Co zrobić ze skierowaniem do sanatorium? Czy kolejka nie przepadnie?
- Jeżeli posiadasz potwierdzone przez oddział wojewódzki NFZ, skierowanie na leczenie uzdrowiskowe, które ma rozpocząć się od dnia 24 października 2020 r. – nie jedź, pozostań w domu - czytamy w komunikacie na stronie internetowej NFZ.
Oryginał skierowania na leczenie uzdrowiskowe należy odesłać do swojego oddziału wojewódzkiego. W sanatoriach i NFZ rozdzwoniły się telefony od osób zaniepokojonych, czy ich kolejka nie przepadnie. Na wyjazd do sanatorium czeka się bowiem wiele miesięcy. NFZ wyjaśnia, że skierowanie do sanatorium będzie mogło zostać zrealizowane w późniejszym terminie, z zachowaniem obecnego miejsca w kolejce oczekujących.
Czytaj w LEX: Działalność uzdrowisk w czasie epidemii koronawirusa >
Szczegółowych informacji udzielą oddziały wojewódzkie NFZ. Również ZUS uspokaja zaniepokojone osoby. - Skierowanie do ośrodka rehabilitacyjnego będzie mogło być zrealizowane w późniejszym terminie. Szczegółowe informacje można uzyskać pod numerem telefonu, który ubezpieczony ma w zawiadomieniu o skierowaniu na rehabilitację – Informuje Iwona Kowalska-Matis regionalny rzecznik prasowy ZUS na Dolnym Śląsku.

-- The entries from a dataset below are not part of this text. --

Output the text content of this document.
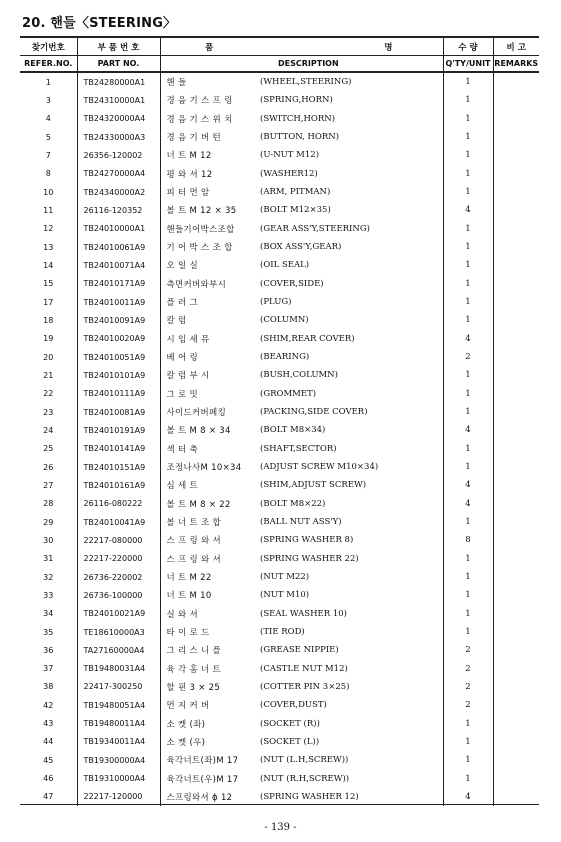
20. 핸들〈STEERING〉
찾기번호	부 품 번 호	품	명	수 량	비 고
REFER.NO.	PART NO.		DESCRIPTION	Q'TY/UNIT	REMARKS
1	TB24280000A1	핸 들	(WHEEL,STEERING)	1	
3	TB24310000A1	경 음 기 스 프 링	(SPRING,HORN)	1	
4	TB24320000A4	경 음 기 스 위 치	(SWITCH,HORN)	1	
5	TB24330000A3	경 음 기 버 턴	(BUTTON, HORN)	1	
7	26356-120002	너 트 M 12	(U-NUT M12)	1	
8	TB24270000A4	평 와 셔 12	(WASHER12)	1	
10	TB24340000A2	피 터 먼 암	(ARM, PITMAN)	1	
11	26116-120352	볼 트 M 12 × 35	(BOLT M12×35)	4	
12	TB24010000A1	핸들기어박스조합	(GEAR ASS'Y,STEERING)	1	
13	TB24010061A9	기 어 박 스 조 합	(BOX ASS'Y,GEAR)	1	
14	TB24010071A4	오 일 실	(OIL SEAL)	1	
15	TB24010171A9	측면커버와부시	(COVER,SIDE)	1	
17	TB24010011A9	플 러 그	(PLUG)	1	
18	TB24010091A9	칼 럼	(COLUMN)	1	
19	TB24010020A9	시 임 세 뮤	(SHIM,REAR COVER)	4	
20	TB24010051A9	베 어 링	(BEARING)	2	
21	TB24010101A9	칼 럼 부 시	(BUSH,COLUMN)	1	
22	TB24010111A9	그 로 밋	(GROMMET)	1	
23	TB24010081A9	사이드커버페킹	(PACKING,SIDE COVER)	1	
24	TB24010191A9	볼 트 M 8 × 34	(BOLT M8×34)	4	
25	TB24010141A9	섹 터 축	(SHAFT,SECTOR)	1	
26	TB24010151A9	조정나사M 10×34	(ADJUST SCREW M10×34)	1	
27	TB24010161A9	심 세 트	(SHIM,ADJUST SCREW)	4	
28	26116-080222	볼 트 M 8 × 22	(BOLT M8×22)	4	
29	TB24010041A9	볼 너 트 조 합	(BALL NUT ASS'Y)	1	
30	22217-080000	스 프 링 와 셔	(SPRING WASHER 8)	8	
31	22217-220000	스 프 링 와 셔	(SPRING WASHER 22)	1	
32	26736-220002	너 트 M 22	(NUT M22)	1	
33	26736-100000	너 트 M 10	(NUT M10)	1	
34	TB24010021A9	실 와 셔	(SEAL WASHER 10)	1	
35	TE18610000A3	타 이 로 드	(TIE ROD)	1	
36	TA27160000A4	그 리 스 니 플	(GREASE NIPPIE)	2	
37	TB19480031A4	육 각 홈 너 트	(CASTLE NUT M12)	2	
38	22417-300250	할 핀 3 × 25	(COTTER PIN 3×25)	2	
42	TB19480051A4	먼 지 커 버	(COVER,DUST)	2	
43	TB19480011A4	소 켓 (좌)	(SOCKET (R))	1	
44	TB19340011A4	소 켓 (우)	(SOCKET (L))	1	
45	TB19300000A4	육각너트(좌)M 17	(NUT (L.H,SCREW))	1	
46	TB19310000A4	육각너트(우)M 17	(NUT (R.H,SCREW))	1	
47	22217-120000	스프링와셔 ϕ 12	(SPRING WASHER 12)	4	
- 139 -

Pacjenci, którzy rozpoczęli leczenie uzdrowiskowe przed dniem 24 października 2020 r., kontynuują leczenie zgodnie z harmonogramem.
Czytaj też: Mandat za brak maseczki - Senat przyjął ustawę z poprawkami >
Do kiedy sanatoria będą zamknięte?
Wyjazdy są wstrzymane do odwołania, czyli nie wiadomo, kiedy ruszą nowe turnusy. Po ich wznowieniu osoby uprawnione z orzeczoną potrzebą rehabilitacji będą mogły skorzystać z wyjazdu na turnus rehabilitacyjny.
Wyjątek dla rehabilitacji pourazowej
- Jest jeden wyjątek mianowicie, przepisy rozporządzenia wstrzymującego wyjazdy do sanatoriów ze skierowaniem z ZUS dają możliwość prowadzenia rehabilitacji w przypadku urazów narządu ruchu, w których jej zaprzestanie grozi poważnym pogorszeniem stanu zdrowia pacjenta. Dotyczy to prowadzonej przez ZUS wczesnej rehabilitacji powypadkowej dla osób, które podczas wypadku, w szczególności wypadku przy pracy, doznały urazu narządu ruchu – wyjaśnia Iwona Kowalska-Matis. Dodaje, że u tych osób, które zakończyły leczenie szpitalne w oddziale urazowo-ortopedycznym, ale wymagają kontynuacji leczenia usprawniającego jak najwcześniejsze rozpoczęcie rehabilitacji leczniczej u osób z często bardzo ciężkimi urazami narządu ruchu jest bardzo ważne gdyż czas rozpoczęcia rehabilitacji ma kardynalne znaczenie a zaprzestanie leczenia rehabilitacyjnego w tej grupie pacjentów może skutkować nie tylko poważnym pogorszeniem stanu ich zdrowia ale i zaprzepaszczeniem efektów leczenia operacyjnego, a tym samym opóźnić lub uniemożliwić pacjentom powrót do aktywności zawodowej i społecznej.